Session 11 - Lucy Ireland Gray

by Sam Leith @ OffGrid Sessions 2024

Lucy Ireland Gray is an archaeologist and a self-described “nosy parker”. She has always been what in another context has been called a “picker-up of unconsidered trifles”. When she was ten, and her family moved to Germany, she lived in a flat above an ice-cream shop – and she gathered a collection of the brightly coloured plastic spoons the shop’s patrons discarded after finishing their tubs. She went on, in her teens, to collect plastic shopping bags – and then to study archaeology at university, which is after all “the study of what people leave behind”. 

So why, now, has she gathered a collection of more than 300 discarded shopping lists fished from the floors of supermarkets – which she eventually exhibited at the Museum of Brands? She described how she loves that period in late autumn when people, still not prepared for winter, leave their curtains open in the evening. She likes to look in through their windows as she drives past: “you get just a tiny snapshot of their lives… and it’s the same with shopping lists.”

Bringing up her first slide — “Hairspray, Yardley, Foot, Paper [illegible], Freeze, Milk, Cones” in a column on a crumpled rectangle of paper – she points out that all of us will form a different picture in our minds of the author of the list. What if she told us it was found on a bus? In Scotland? On the back of a greetings card?

When asked why not only did she collect these mysterious fragments of the lives of other, but wanted to display them, she confessed that she had always dreamed of making them into wallpaper. Not – as everyone guessed – for the downstairs loo, but for the hallway, so that these richly suggestive documents would be the first thing you saw on arrival in the house and the last thing when you left. 

She realised that one way or another she was attaching real meaning to these. Each one was a person (or two; as when someone had reused a letter sent to them to write a list on), and “I felt as if I had three hundred personalities in this box file. I knew them intimately, as I’d photographed and catalogued them. They were precious to me.” She only realised how precious when the Museum of Brands proposed hanging them on washing lines for display. Lucy, seized by anxiety that they could be defaced or stolen, insisted they go behind perspex. 
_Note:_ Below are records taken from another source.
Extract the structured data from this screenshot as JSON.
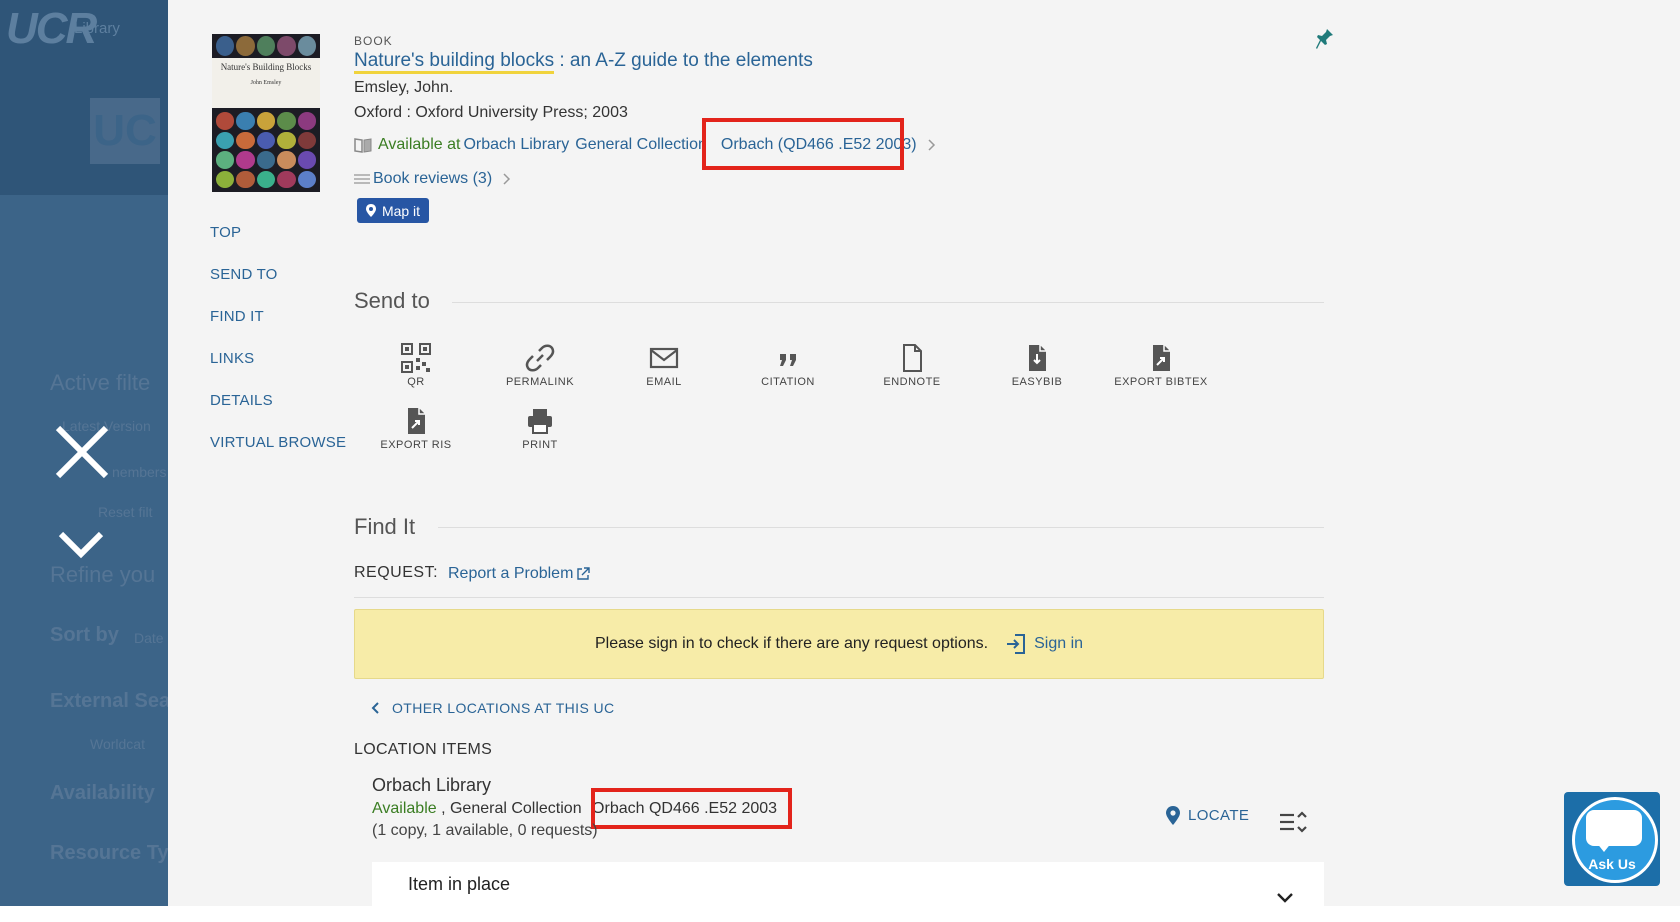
{
  "backdrop": {
    "logo": "UCR",
    "library": "Library",
    "uc": "UC",
    "active_filters": "Active filte",
    "latest_version": "Latest Version",
    "members": "nembers",
    "reset": "Reset filt",
    "refine": "Refine you",
    "sort_by": "Sort by",
    "sort_value": "Date",
    "external": "External Sea",
    "worldcat": "Worldcat",
    "availability": "Availability",
    "resource_type": "Resource Ty"
  },
  "nav": {
    "items": [
      "TOP",
      "SEND TO",
      "FIND IT",
      "LINKS",
      "DETAILS",
      "VIRTUAL BROWSE"
    ]
  },
  "record": {
    "type": "BOOK",
    "title_main": "Nature's building blocks",
    "title_sub": " : an A-Z guide to the elements",
    "author": "Emsley, John.",
    "publisher": "Oxford : Oxford University Press; 2003",
    "avail_prefix": "Available at ",
    "avail_location": "Orbach Library",
    "avail_collection": "General Collection",
    "call_number": "Orbach (QD466 .E52 2003)",
    "reviews": "Book reviews (3)",
    "map_it": "Map it",
    "cover_title": "Nature's Building Blocks",
    "cover_author": "John Emsley"
  },
  "send_to": {
    "heading": "Send to",
    "items": [
      {
        "label": "QR",
        "icon": "qr-icon"
      },
      {
        "label": "PERMALINK",
        "icon": "link-icon"
      },
      {
        "label": "EMAIL",
        "icon": "email-icon"
      },
      {
        "label": "CITATION",
        "icon": "quote-icon"
      },
      {
        "label": "ENDNOTE",
        "icon": "document-icon"
      },
      {
        "label": "EASYBIB",
        "icon": "easybib-icon"
      },
      {
        "label": "EXPORT BIBTEX",
        "icon": "export-icon"
      },
      {
        "label": "EXPORT RIS",
        "icon": "export-icon"
      },
      {
        "label": "PRINT",
        "icon": "printer-icon"
      }
    ]
  },
  "find_it": {
    "heading": "Find It",
    "request_label": "REQUEST:",
    "report_problem": "Report a Problem",
    "notice": "Please sign in to check if there are any request options.",
    "sign_in": "Sign in",
    "other_locations": "OTHER LOCATIONS AT THIS UC",
    "location_items": "LOCATION ITEMS",
    "library_name": "Orbach Library",
    "status": "Available",
    "collection": " , General Collection ",
    "call_number": "Orbach QD466 .E52 2003",
    "copies": "(1 copy, 1 available, 0 requests)",
    "locate": "LOCATE",
    "item_status": "Item in place"
  },
  "widgets": {
    "ask_us": "Ask Us"
  },
  "colors": {
    "link": "#2a6496",
    "available": "#3a7d22",
    "highlight_box": "#e3241b",
    "notice_bg": "#f7eca8",
    "map_button": "#2756a4"
  }
}
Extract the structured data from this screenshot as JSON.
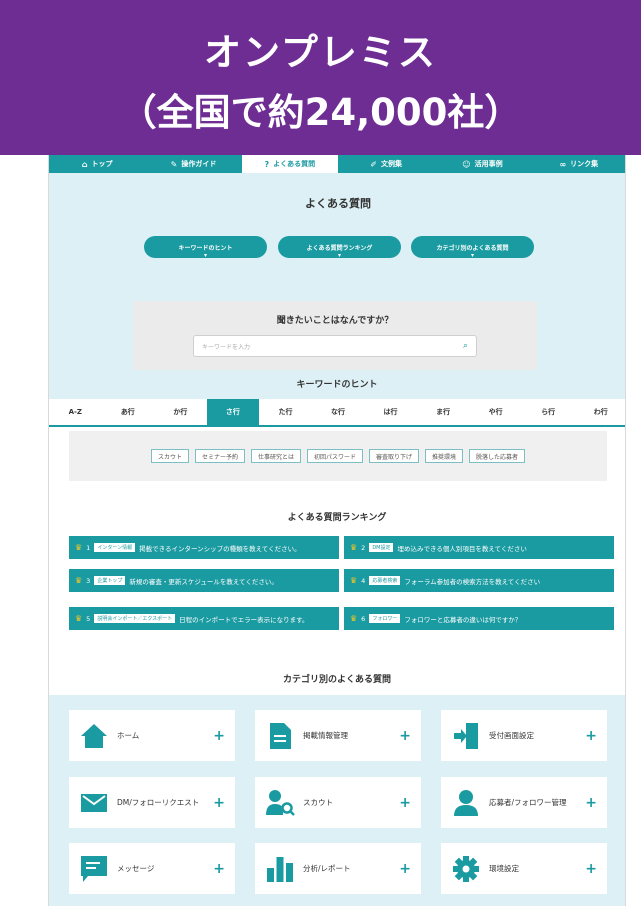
{
  "banner": {
    "line1": "オンプレミス",
    "line2": "（全国で約24,000社）"
  },
  "nav": [
    {
      "icon": "home-icon",
      "label": "トップ"
    },
    {
      "icon": "guide-icon",
      "label": "操作ガイド"
    },
    {
      "icon": "question-icon",
      "label": "よくある質問"
    },
    {
      "icon": "document-icon",
      "label": "文例集"
    },
    {
      "icon": "people-icon",
      "label": "活用事例"
    },
    {
      "icon": "link-icon",
      "label": "リンク集"
    }
  ],
  "header": {
    "title": "よくある質問"
  },
  "pills": [
    "キーワードのヒント",
    "よくある質問ランキング",
    "カテゴリ別のよくある質問"
  ],
  "search": {
    "title": "聞きたいことはなんですか？",
    "placeholder": "キーワードを入力"
  },
  "keywords": {
    "title": "キーワードのヒント",
    "tabs": [
      "A-Z",
      "あ行",
      "か行",
      "さ行",
      "た行",
      "な行",
      "は行",
      "ま行",
      "や行",
      "ら行",
      "わ行"
    ],
    "active_tab": "さ行",
    "chips": [
      "スカウト",
      "セミナー予約",
      "仕事研究とは",
      "初回パスワード",
      "審査取り下げ",
      "推奨環境",
      "脱落した応募者"
    ]
  },
  "ranking": {
    "title": "よくある質問ランキング",
    "items": [
      {
        "no": "1",
        "tag": "インターン情報",
        "text": "掲載できるインターンシップの種類を教えてください。"
      },
      {
        "no": "2",
        "tag": "DM設定",
        "text": "埋め込みできる個人別項目を教えてください"
      },
      {
        "no": "3",
        "tag": "企業トップ",
        "text": "新規の審査・更新スケジュールを教えてください。"
      },
      {
        "no": "4",
        "tag": "応募者検索",
        "text": "フォーラム参加者の検索方法を教えてください"
      },
      {
        "no": "5",
        "tag": "説明会インポート／エクスポート",
        "text": "日程のインポートでエラー表示になります。"
      },
      {
        "no": "6",
        "tag": "フォロワー",
        "text": "フォロワーと応募者の違いは何ですか？"
      }
    ]
  },
  "categories": {
    "title": "カテゴリ別のよくある質問",
    "items": [
      {
        "icon": "home-icon",
        "label": "ホーム"
      },
      {
        "icon": "document-icon",
        "label": "掲載情報管理"
      },
      {
        "icon": "entrance-icon",
        "label": "受付画面設定"
      },
      {
        "icon": "mail-icon",
        "label": "DM/フォローリクエスト"
      },
      {
        "icon": "scout-icon",
        "label": "スカウト"
      },
      {
        "icon": "person-icon",
        "label": "応募者/フォロワー管理"
      },
      {
        "icon": "chat-icon",
        "label": "メッセージ"
      },
      {
        "icon": "chart-icon",
        "label": "分析/レポート"
      },
      {
        "icon": "gear-icon",
        "label": "環境設定"
      }
    ]
  },
  "colors": {
    "banner": "#6e2d93",
    "teal": "#1a9ba1",
    "light_bg": "#dcf0f5",
    "crown": "#f3c623"
  }
}
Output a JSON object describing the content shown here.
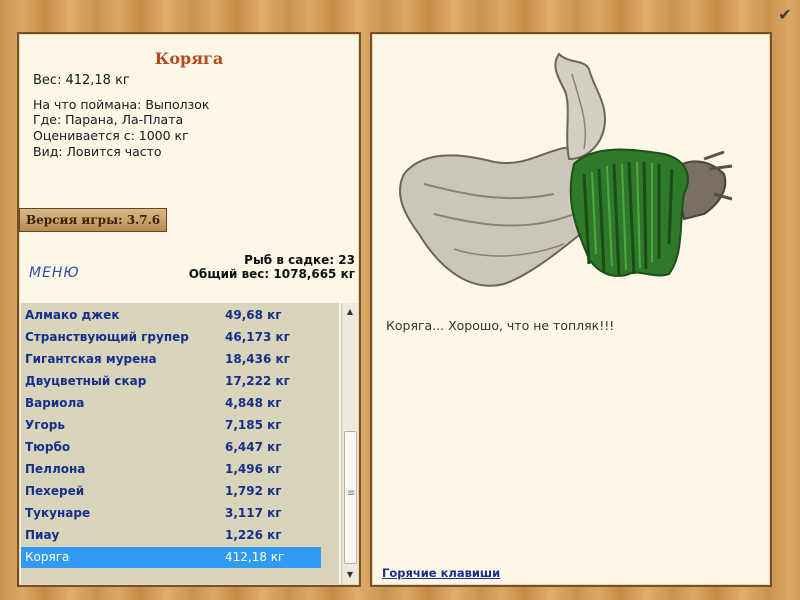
{
  "fish_info": {
    "name": "Коряга",
    "weight_label": "Вес:",
    "weight_value": "412,18 кг",
    "caught_on": "На что поймана: Выползок",
    "location": "Где: Парана, Ла-Плата",
    "valued_from": "Оценивается с: 1000 кг",
    "frequency": "Вид: Ловится часто"
  },
  "game": {
    "version": "Версия игры: 3.7.6",
    "menu": "МЕНЮ"
  },
  "cage": {
    "count": "Рыб в садке: 23",
    "total_weight": "Общий вес: 1078,665 кг"
  },
  "fish_list": [
    {
      "name": "Алмако джек",
      "weight": "49,68 кг"
    },
    {
      "name": "Странствующий групер",
      "weight": "46,173 кг"
    },
    {
      "name": "Гигантская мурена",
      "weight": "18,436 кг"
    },
    {
      "name": "Двуцветный скар",
      "weight": "17,222 кг"
    },
    {
      "name": "Вариола",
      "weight": "4,848 кг"
    },
    {
      "name": "Угорь",
      "weight": "7,185 кг"
    },
    {
      "name": "Тюрбо",
      "weight": "6,447 кг"
    },
    {
      "name": "Пеллона",
      "weight": "1,496 кг"
    },
    {
      "name": "Пехерей",
      "weight": "1,792 кг"
    },
    {
      "name": "Тукунаре",
      "weight": "3,117 кг"
    },
    {
      "name": "Пиау",
      "weight": "1,226 кг"
    },
    {
      "name": "Коряга",
      "weight": "412,18 кг",
      "selected": true
    }
  ],
  "description": "Коряга... Хорошо, что не топляк!!!",
  "hotkeys": "Горячие клавиши",
  "colors": {
    "title": "#b54a1c",
    "list_text": "#152f8c",
    "selected_row": "#2f9bf2",
    "panel_bg": "#fdf7e8"
  },
  "icons": {
    "corner": "checkmark-pin-icon",
    "scroll_up": "arrow-up-icon",
    "scroll_down": "arrow-down-icon"
  }
}
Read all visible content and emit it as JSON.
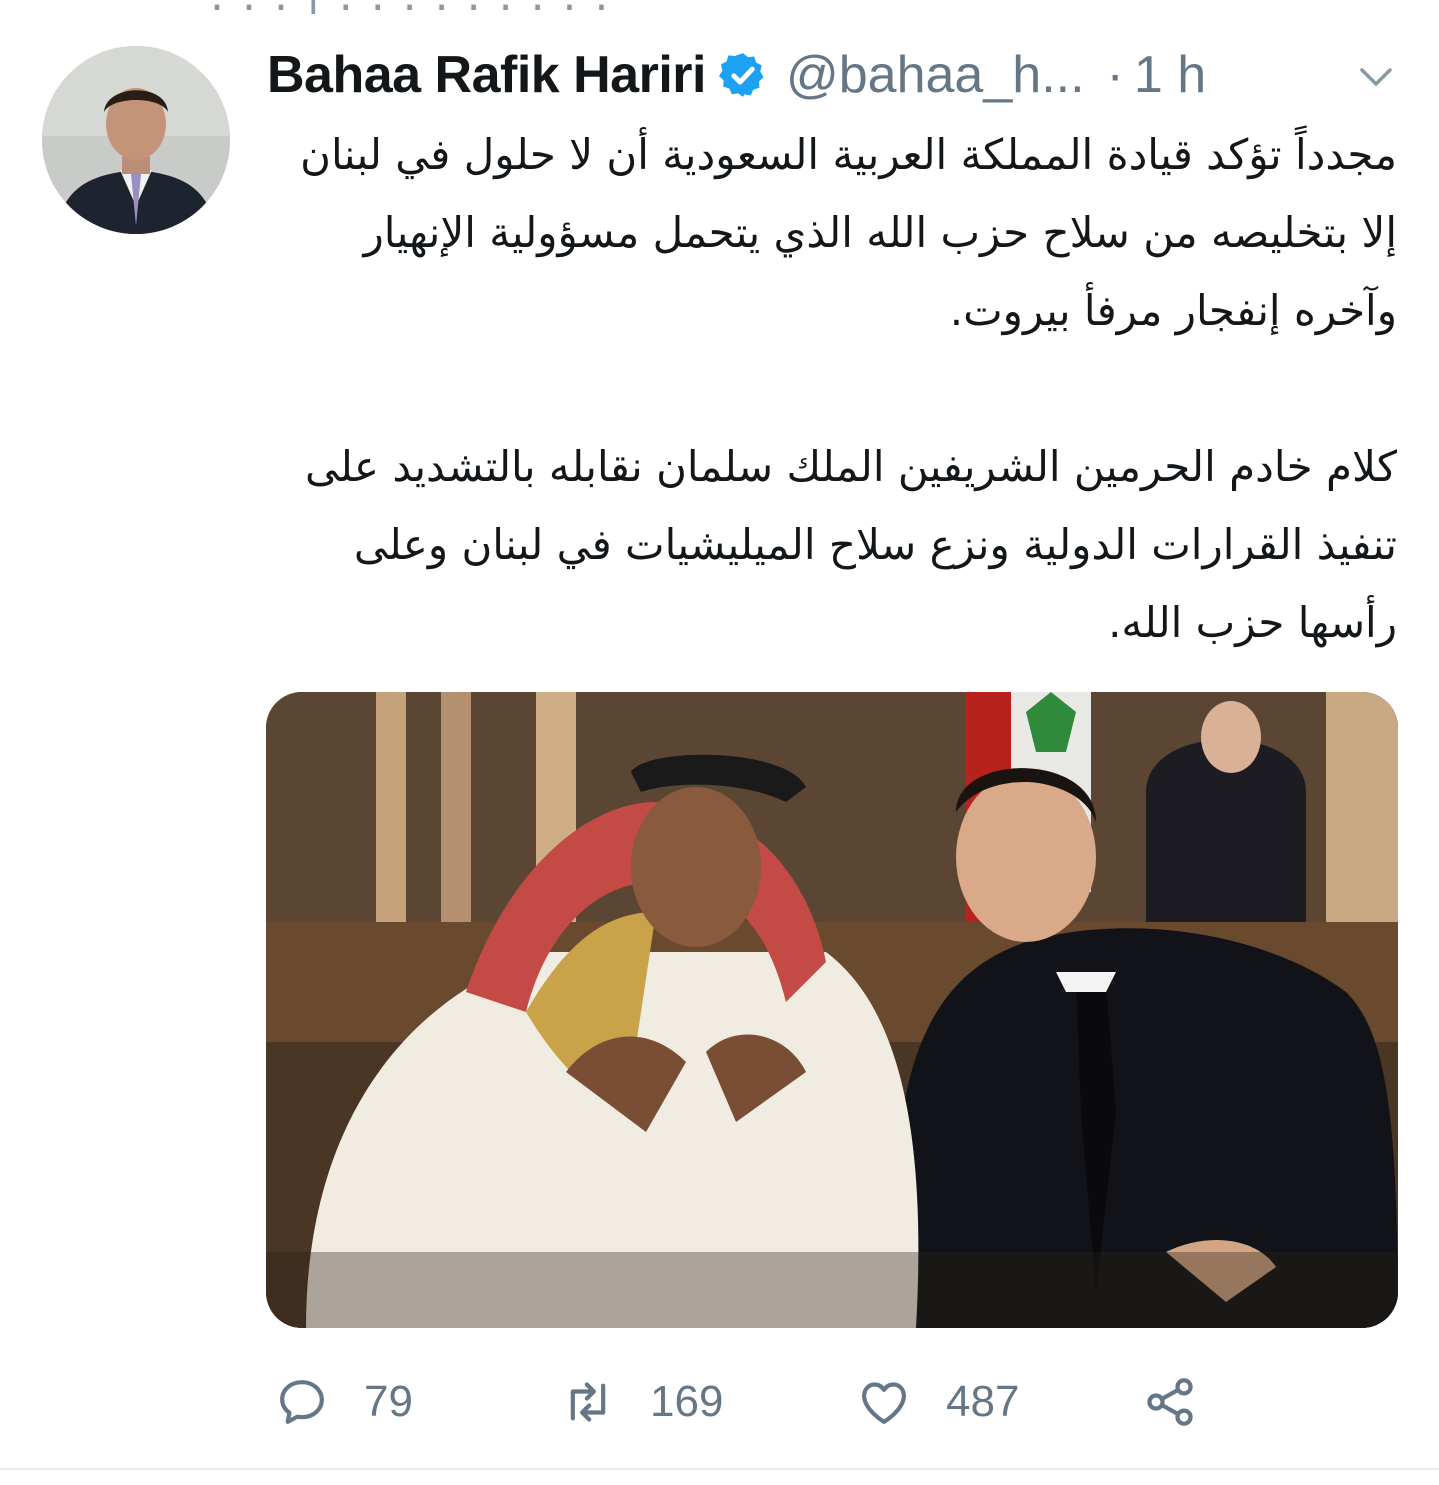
{
  "tweet": {
    "author_name": "Bahaa Rafik Hariri",
    "handle": "@bahaa_h...",
    "separator": "·",
    "time": "1 h",
    "paragraphs": [
      "مجدداً تؤكد قيادة المملكة العربية السعودية أن لا حلول في لبنان إلا بتخليصه من سلاح حزب الله الذي يتحمل مسؤولية الإنهيار وآخره إنفجار مرفأ بيروت.",
      "كلام خادم الحرمين الشريفين الملك سلمان نقابله بالتشديد على تنفيذ القرارات الدولية ونزع سلاح الميليشيات في لبنان وعلى رأسها حزب الله."
    ],
    "actions": {
      "replies": "79",
      "retweets": "169",
      "likes": "487"
    }
  },
  "icons": {
    "verified": "verified-badge-icon",
    "caret": "chevron-down-icon",
    "reply": "speech-bubble-icon",
    "retweet": "retweet-arrows-icon",
    "like": "heart-icon",
    "share": "share-icon"
  },
  "colors": {
    "verified_blue": "#1da1f2",
    "secondary_text": "#657786",
    "primary_text": "#14171a",
    "divider": "#e6ecf0"
  }
}
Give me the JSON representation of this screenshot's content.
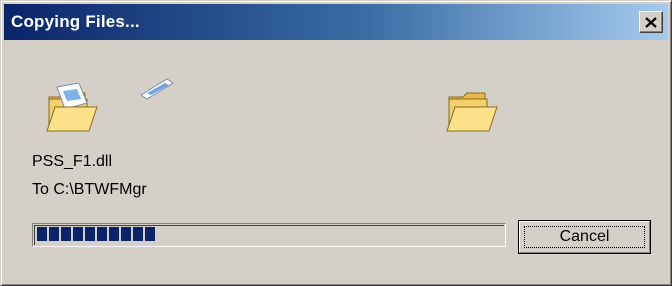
{
  "window": {
    "title": "Copying Files...",
    "close_glyph": "✕"
  },
  "icons": {
    "source_folder": "open-folder-icon",
    "flying_document": "document-flying-icon",
    "destination_folder": "open-folder-icon"
  },
  "file": {
    "name": "PSS_F1.dll",
    "destination": "To C:\\BTWFMgr"
  },
  "progress": {
    "blocks_filled": 10,
    "fraction": 0.29,
    "bar_color": "#0a246a"
  },
  "buttons": {
    "cancel_label": "Cancel"
  },
  "colors": {
    "title_start": "#0a246a",
    "title_end": "#a6caf0",
    "face": "#d4d0c8"
  }
}
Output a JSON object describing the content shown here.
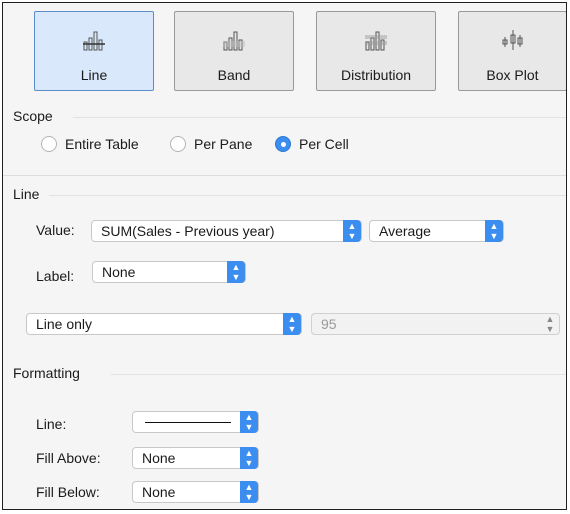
{
  "tiles": [
    {
      "label": "Line",
      "selected": true,
      "icon": "line-chart-icon"
    },
    {
      "label": "Band",
      "selected": false,
      "icon": "band-chart-icon"
    },
    {
      "label": "Distribution",
      "selected": false,
      "icon": "distribution-chart-icon"
    },
    {
      "label": "Box Plot",
      "selected": false,
      "icon": "box-plot-icon"
    }
  ],
  "scope": {
    "title": "Scope",
    "options": [
      {
        "label": "Entire Table",
        "checked": false
      },
      {
        "label": "Per Pane",
        "checked": false
      },
      {
        "label": "Per Cell",
        "checked": true
      }
    ]
  },
  "line": {
    "title": "Line",
    "value_label": "Value:",
    "value_field": "SUM(Sales - Previous year)",
    "aggregation": "Average",
    "label_label": "Label:",
    "label_value": "None",
    "display": "Line only",
    "percent_value": "95"
  },
  "formatting": {
    "title": "Formatting",
    "line_label": "Line:",
    "fill_above_label": "Fill Above:",
    "fill_above_value": "None",
    "fill_below_label": "Fill Below:",
    "fill_below_value": "None"
  },
  "colors": {
    "accent": "#3b8df0",
    "selected_tile": "#d9e9fb",
    "panel_bg": "#f5f5f5"
  }
}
Rationalising her interest in these objects, she said she found in them a universal human experience – the modern equivalent of the hunter-gathering instinct. People have been making shopping lists since Mesopotamian times. She showed us Michelangelo’s — complete with drawings for, presumably, the benefit of illiterate servants. Apart from an Offgridder who claimed never to have written one, and whom she planned to interrogate further when a moment presented itself, she said “I have never met anybody who has never written a shopping list.”

And these things are “a great leveller: we need milk, we need bread, we need eggs… In a world where we often put ourselves forward as something different, special, other, they remind us that we’re all the same.” You might get the odd fancy folderol (a list found in a Waitrose included an entry for “poncey coffee”) but very few brands. You get a handful — Domestos, Coke, Weetabix – but mostly, because these are notes to yourself, you don’t. As Lucy says, she likes Hobnobs but she knows what to buy: her list will just say “biscuits”.

They are very personal. Some are written in code. As Lucy points out, “I could have collected a load of receipts – and it would have contained the same information… but the handwriting makes these more personal.” She remembered, for instance, finding an old handwritten note – not a shopping list, a list of pet hates – from her mother-in-law, seven years dead, and being heartstruck: “It had the essence of that person.”

Sometimes you found something, a private note or message, jumping out of one of these. Her ex-husband always put “a bag of smiles” in his shopping list. Another list Lucy found had, right there in the middle, “Love! Lots of it”. Was that a message from a sweetheart? “It’s possible that ‘Love’ is a brand of yoghurt,” she admitted. 

There’s a curious frisson, then, of invasion of privacy to the gathering of other people’s shopping lists. When she told a colleague about her collection the woman gasped with dismay: “You might have one of mine!” “She clearly found it unnerving,” said Lucy. And, admittedly, “there is an aspect of voyeurism about it…. you wouldn’t poke about in someone’s shopping basket, or what they’ve got on the conveyor belt.”

Lucy takes a close interest in the abbreviations – was someone writing “STs” for “sanitary towels” an inheritor of a prudish 1980s euphemism; or just trying to make the best of the space available on a tiny scrap of paper? What were the lists on? Often bank statements, envelopes, or other still more personal scraps. But some use dedicated pads with whimsical headings (“Chopin Liszt”: groan).

Some mysteries reveal themselves: a very specific list of ingredients was recognisable (and suddenly a poignant historical document) as the ingredients for the official pudding for late Queen’s Diamond Jubilee. Others (“hairspray, eggs”; or “biscuits, 0% beer, potatoes”) are something like haiku. Of the latter, Lucy remarks that “it’s not a party I’d like to be invited to”.

One painstakingly made list caused a little sigh from the audience as it flashed up. The trembling, cramped, careful handwriting and misspellings suggest someone very old, or very young, taking extreme pains. “Everyone reacts like that to this one,” said Lucy. “It’s all about your imagination.”

Which was an appropriate way to gloss her final offering. It read: “KY jelly, tourniquet, Chlor prep, green tubing, syringes.” Now that’s a party I’d like to be invited to.

Key Takeaways

  1.  Even the most trivial rubbish can be a window into people’s lives

  1. If you’re buying the equipment to do a murder, and you live near Lucy Ireland Gray, make sure you take your list with you rather than leaving it on the floor of Aldi.